Kammerorchester

http://magazin.klassik.com, 17. Dezember 2011
Weihnachtlich bunte Mischung

Das Kammerorchester Carl Philipp Emanuel Bach hat unter der Leitung von Hartmut Haenchen, dem langjährigen Dirigenten des Ensembles, ein durchmischtes Weihnachtsprogramm aufgeführt, in dem man mindestens drei Zutaten ausmachen konnte. Im Kammermusiksaal der Berliner Philharmonie präsentierte das Kammerorchester zwei Symphonien seines Namenspatrons, die sich in das Großprojekt der Gesamtaufführung aller Symphonien bis zu Bachs 300. Geburtstag 2014 einreihten, und zwei "Pflichtstücke" der Vorweihnachtszeit: Johann Sebastian Bachs Pastorale in F-Dur (in der Streichorchesterbearbeitung des österreichischen Komponisten Paul Angerer) sowie Francesco Manfredinis Concerto grosso op. 3/12 in C-Dur, das den einschlägigen Untertitel 'Per il Santissimo Natale' trägt.
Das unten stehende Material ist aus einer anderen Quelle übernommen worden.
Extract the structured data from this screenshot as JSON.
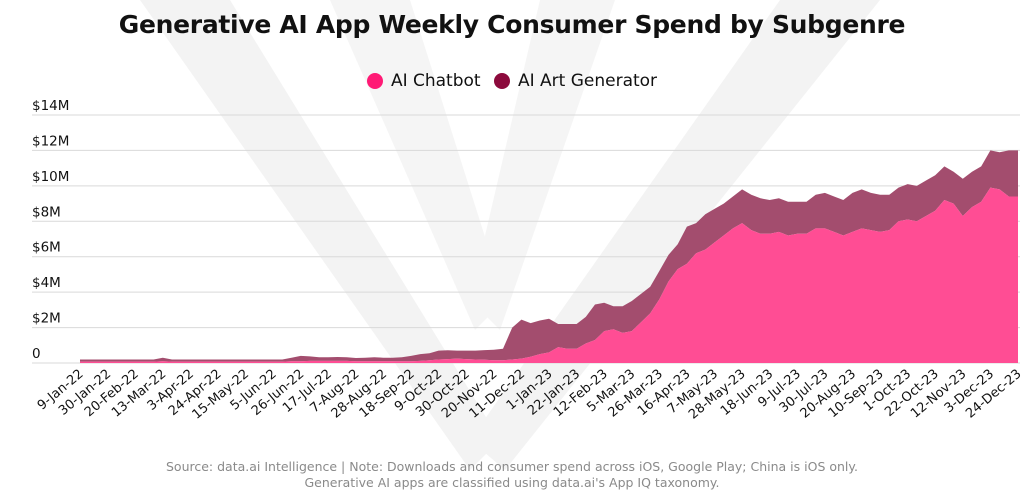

Als dritte Zutat, gleichsam als veredelndes Gewürz, kam der Cellist Jens Peter Maintz hinzu. Er gab mit dem Kammerorchester Boccherinis siebtes Cellokonzert in G-Dur, sowie das 'Andante cantabile' und das 'Pezzo capriccioso' von Tschaikowsky (auch diese beiden nähere oder ferne Bearbeitungen). Über die Kohärenz dieses Programms mochte man nun so manche Gedanken haben, aber schöne Musik war es allemal.
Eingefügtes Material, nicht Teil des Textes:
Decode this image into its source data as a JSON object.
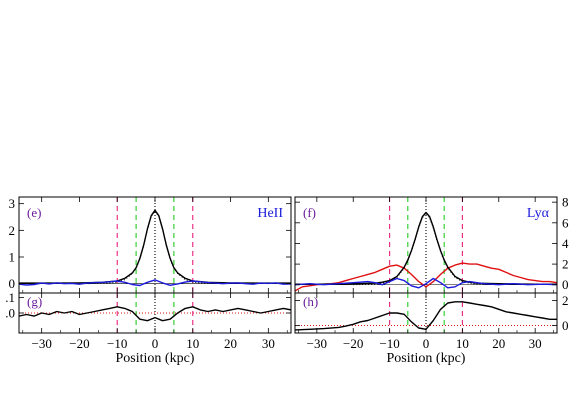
{
  "colors": {
    "black": "#000000",
    "blue": "#1a1adc",
    "red": "#e01010",
    "magenta": "#e8207a",
    "green": "#22cc22",
    "label": "#6a1b9a",
    "ion_label": "#1a1adc"
  },
  "chart_data": [
    {
      "id": "e",
      "type": "line",
      "panel_label": "(e)",
      "ion_label": "HeII",
      "xlabel": "Position (kpc)",
      "xlim": [
        -36,
        36
      ],
      "ylim": [
        -0.35,
        3.25
      ],
      "y_axis_side": "left",
      "xticks": [
        -30,
        -20,
        -10,
        0,
        10,
        20,
        30
      ],
      "yticks": [
        0,
        1,
        2,
        3
      ],
      "vlines": [
        {
          "x": -10,
          "color": "magenta"
        },
        {
          "x": 10,
          "color": "magenta"
        },
        {
          "x": -5,
          "color": "green"
        },
        {
          "x": 5,
          "color": "green"
        },
        {
          "x": 0,
          "color": "black"
        }
      ],
      "hline_zero": true,
      "series": [
        {
          "color": "black",
          "style": "solid",
          "x": [
            -36,
            -30,
            -20,
            -14,
            -10,
            -8,
            -6,
            -5,
            -4,
            -3,
            -2,
            -1,
            0,
            1,
            2,
            3,
            4,
            5,
            6,
            8,
            10,
            14,
            20,
            30,
            36
          ],
          "y": [
            0.02,
            0.02,
            0.03,
            0.05,
            0.1,
            0.2,
            0.4,
            0.6,
            0.95,
            1.45,
            2.05,
            2.55,
            2.75,
            2.55,
            2.05,
            1.45,
            0.95,
            0.6,
            0.4,
            0.2,
            0.1,
            0.05,
            0.03,
            0.02,
            0.02
          ]
        },
        {
          "color": "black",
          "style": "dotted",
          "x": [
            -20,
            -14,
            -10,
            -8,
            -6,
            -5,
            -4,
            -3,
            -2,
            -1,
            0,
            1,
            2,
            3,
            4,
            5,
            6,
            8,
            10,
            14,
            20
          ],
          "y": [
            0.0,
            0.01,
            0.05,
            0.15,
            0.38,
            0.58,
            0.92,
            1.42,
            2.02,
            2.52,
            2.72,
            2.52,
            2.02,
            1.42,
            0.92,
            0.58,
            0.38,
            0.15,
            0.05,
            0.01,
            0.0
          ]
        },
        {
          "color": "blue",
          "style": "solid",
          "x": [
            -36,
            -34,
            -32,
            -30,
            -28,
            -26,
            -24,
            -22,
            -20,
            -18,
            -16,
            -14,
            -12,
            -10,
            -8,
            -6,
            -4,
            -2,
            0,
            2,
            4,
            6,
            8,
            10,
            12,
            14,
            16,
            18,
            20,
            22,
            24,
            26,
            28,
            30,
            32,
            34,
            36
          ],
          "y": [
            -0.02,
            -0.05,
            -0.03,
            0.02,
            -0.01,
            0.03,
            0.0,
            0.01,
            -0.02,
            0.02,
            0.04,
            0.05,
            0.07,
            0.1,
            0.05,
            -0.03,
            -0.07,
            0.05,
            0.14,
            0.03,
            -0.06,
            -0.01,
            0.06,
            0.1,
            0.07,
            0.04,
            0.02,
            0.0,
            0.02,
            0.03,
            0.0,
            -0.02,
            0.02,
            0.01,
            0.03,
            -0.02,
            -0.01
          ]
        }
      ]
    },
    {
      "id": "f",
      "type": "line",
      "panel_label": "(f)",
      "ion_label": "Lyα",
      "xlabel": "Position (kpc)",
      "xlim": [
        -36,
        36
      ],
      "ylim": [
        -0.8,
        8.5
      ],
      "y_axis_side": "right",
      "xticks": [
        -30,
        -20,
        -10,
        0,
        10,
        20,
        30
      ],
      "yticks": [
        0,
        2,
        4,
        6,
        8
      ],
      "vlines": [
        {
          "x": -10,
          "color": "magenta"
        },
        {
          "x": 10,
          "color": "magenta"
        },
        {
          "x": -5,
          "color": "green"
        },
        {
          "x": 5,
          "color": "green"
        },
        {
          "x": 0,
          "color": "black"
        }
      ],
      "hline_zero": true,
      "series": [
        {
          "color": "red",
          "style": "solid",
          "x": [
            -36,
            -34,
            -32,
            -30,
            -28,
            -26,
            -24,
            -22,
            -20,
            -18,
            -16,
            -14,
            -12,
            -10,
            -8,
            -6,
            -4,
            -2,
            0,
            2,
            4,
            6,
            8,
            10,
            12,
            14,
            16,
            18,
            20,
            22,
            24,
            26,
            28,
            30,
            32,
            34,
            36
          ],
          "y": [
            -0.6,
            -0.2,
            -0.1,
            0.0,
            0.05,
            0.1,
            0.2,
            0.4,
            0.6,
            0.8,
            1.0,
            1.2,
            1.5,
            1.8,
            1.9,
            1.6,
            1.0,
            0.3,
            -0.2,
            0.3,
            1.0,
            1.6,
            1.9,
            2.1,
            2.0,
            2.0,
            1.8,
            1.6,
            1.5,
            1.2,
            0.9,
            0.7,
            0.5,
            0.4,
            0.3,
            0.3,
            0.2
          ]
        },
        {
          "color": "black",
          "style": "solid",
          "x": [
            -36,
            -30,
            -20,
            -14,
            -12,
            -10,
            -8,
            -6,
            -5,
            -4,
            -3,
            -2,
            -1,
            0,
            1,
            2,
            3,
            4,
            5,
            6,
            8,
            10,
            12,
            14,
            20,
            30,
            36
          ],
          "y": [
            0.05,
            0.05,
            0.1,
            0.15,
            0.25,
            0.4,
            0.8,
            1.7,
            2.4,
            3.3,
            4.4,
            5.6,
            6.6,
            7.0,
            6.6,
            5.6,
            4.4,
            3.3,
            2.4,
            1.7,
            0.8,
            0.4,
            0.25,
            0.15,
            0.1,
            0.05,
            0.05
          ]
        },
        {
          "color": "black",
          "style": "dotted",
          "x": [
            -20,
            -14,
            -12,
            -10,
            -8,
            -6,
            -5,
            -4,
            -3,
            -2,
            -1,
            0,
            1,
            2,
            3,
            4,
            5,
            6,
            8,
            10,
            12,
            14,
            20
          ],
          "y": [
            0.0,
            0.05,
            0.15,
            0.3,
            0.7,
            1.6,
            2.3,
            3.2,
            4.3,
            5.5,
            6.5,
            6.9,
            6.5,
            5.5,
            4.3,
            3.2,
            2.3,
            1.6,
            0.7,
            0.3,
            0.15,
            0.05,
            0.0
          ]
        },
        {
          "color": "blue",
          "style": "solid",
          "x": [
            -36,
            -32,
            -28,
            -24,
            -20,
            -16,
            -14,
            -12,
            -10,
            -8,
            -6,
            -4,
            -2,
            0,
            2,
            4,
            6,
            8,
            10,
            12,
            14,
            16,
            20,
            24,
            28,
            32,
            36
          ],
          "y": [
            0.0,
            0.1,
            0.0,
            0.1,
            0.2,
            0.3,
            0.2,
            0.0,
            0.3,
            0.6,
            0.4,
            -0.1,
            -0.3,
            0.1,
            0.6,
            0.2,
            -0.3,
            -0.2,
            0.2,
            0.3,
            0.2,
            0.1,
            0.0,
            0.1,
            0.0,
            0.05,
            0.0
          ]
        }
      ]
    },
    {
      "id": "g",
      "type": "line",
      "panel_label": "(g)",
      "ion_label": "",
      "xlabel": "Position (kpc)",
      "xlim": [
        -36,
        36
      ],
      "ylim": [
        -0.13,
        0.13
      ],
      "y_axis_side": "left",
      "xticks": [
        -30,
        -20,
        -10,
        0,
        10,
        20,
        30
      ],
      "yticks": [
        0,
        0.1
      ],
      "ytick_labels": [
        ".0",
        ".1"
      ],
      "vlines": [
        {
          "x": -10,
          "color": "magenta"
        },
        {
          "x": 10,
          "color": "magenta"
        },
        {
          "x": -5,
          "color": "green"
        },
        {
          "x": 5,
          "color": "green"
        },
        {
          "x": 0,
          "color": "black"
        }
      ],
      "hline_zero_red": true,
      "series": [
        {
          "color": "black",
          "style": "solid",
          "x": [
            -36,
            -34,
            -32,
            -30,
            -28,
            -26,
            -24,
            -22,
            -20,
            -18,
            -16,
            -14,
            -12,
            -10,
            -8,
            -6,
            -4,
            -2,
            0,
            2,
            4,
            6,
            8,
            10,
            12,
            14,
            16,
            18,
            20,
            22,
            24,
            26,
            28,
            30,
            32,
            34,
            36
          ],
          "y": [
            -0.02,
            -0.01,
            -0.02,
            0.0,
            -0.01,
            0.01,
            0.0,
            0.01,
            -0.01,
            0.0,
            0.01,
            0.02,
            0.03,
            0.04,
            0.03,
            0.01,
            -0.04,
            -0.05,
            -0.03,
            -0.05,
            -0.04,
            0.0,
            0.03,
            0.04,
            0.02,
            0.01,
            0.02,
            0.01,
            0.02,
            0.03,
            0.02,
            0.01,
            0.0,
            0.01,
            0.02,
            0.03,
            0.02
          ]
        }
      ]
    },
    {
      "id": "h",
      "type": "line",
      "panel_label": "(h)",
      "ion_label": "",
      "xlabel": "Position (kpc)",
      "xlim": [
        -36,
        36
      ],
      "ylim": [
        -0.6,
        2.6
      ],
      "y_axis_side": "right",
      "xticks": [
        -30,
        -20,
        -10,
        0,
        10,
        20,
        30
      ],
      "yticks": [
        0,
        2
      ],
      "vlines": [
        {
          "x": -10,
          "color": "magenta"
        },
        {
          "x": 10,
          "color": "magenta"
        },
        {
          "x": -5,
          "color": "green"
        },
        {
          "x": 5,
          "color": "green"
        },
        {
          "x": 0,
          "color": "black"
        }
      ],
      "hline_zero_red": true,
      "series": [
        {
          "color": "black",
          "style": "solid",
          "x": [
            -36,
            -32,
            -28,
            -24,
            -22,
            -20,
            -18,
            -16,
            -14,
            -12,
            -10,
            -8,
            -6,
            -4,
            -2,
            0,
            2,
            4,
            6,
            8,
            10,
            12,
            14,
            16,
            18,
            20,
            22,
            24,
            26,
            28,
            30,
            32,
            34,
            36
          ],
          "y": [
            -0.35,
            -0.3,
            -0.25,
            -0.15,
            -0.05,
            0.1,
            0.3,
            0.4,
            0.6,
            0.8,
            1.0,
            1.0,
            0.9,
            0.3,
            -0.2,
            -0.3,
            0.4,
            1.3,
            1.8,
            1.9,
            1.9,
            1.8,
            1.7,
            1.6,
            1.5,
            1.3,
            1.1,
            1.0,
            0.9,
            0.8,
            0.7,
            0.6,
            0.5,
            0.5
          ]
        }
      ]
    }
  ]
}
Die beiden Streichersymphonien (Wq 182,1 in G-Dur und Wq 182,5 in h-Moll) zeigten Carl Philipp Emanuel Bachs teilweise geradezu wüste Lust, Kontraste aufzureißen, auszuspielen, in einer Kette von Erfindungen und Überraschungen verschwenderisch preiszugeben.In diesem Sinne hätte das Kammerorchester noch mehr geben und deutlicher sein können. Der Gestus blieb die meiste Zeit hell, apollinisch, durchsichtig. Das Ensemble konnte darin zwar überzeugen, aber es fehlten die ebenso intensiven Widerlager. Das Verständnis aber wurde durchaus gefördert. Die langsamen Sätze falteten sich ohne jede Schwärmerei auf, in den schnellen Schlusssätzen wurden rasch und pointiert die knappen Melodiebausteine, verstehbar als Frage und Antwort, zwischen den Instrumentengruppen weitergereicht. Vor allem das 'Presto' der h-Moll-Symphonie, das den Abend beschloss, gelang, denn hier wurde endlich ein dunkel getönter, zupackender Ungestüm entfesselt, den das Konzert bisher nicht gekannt hatte.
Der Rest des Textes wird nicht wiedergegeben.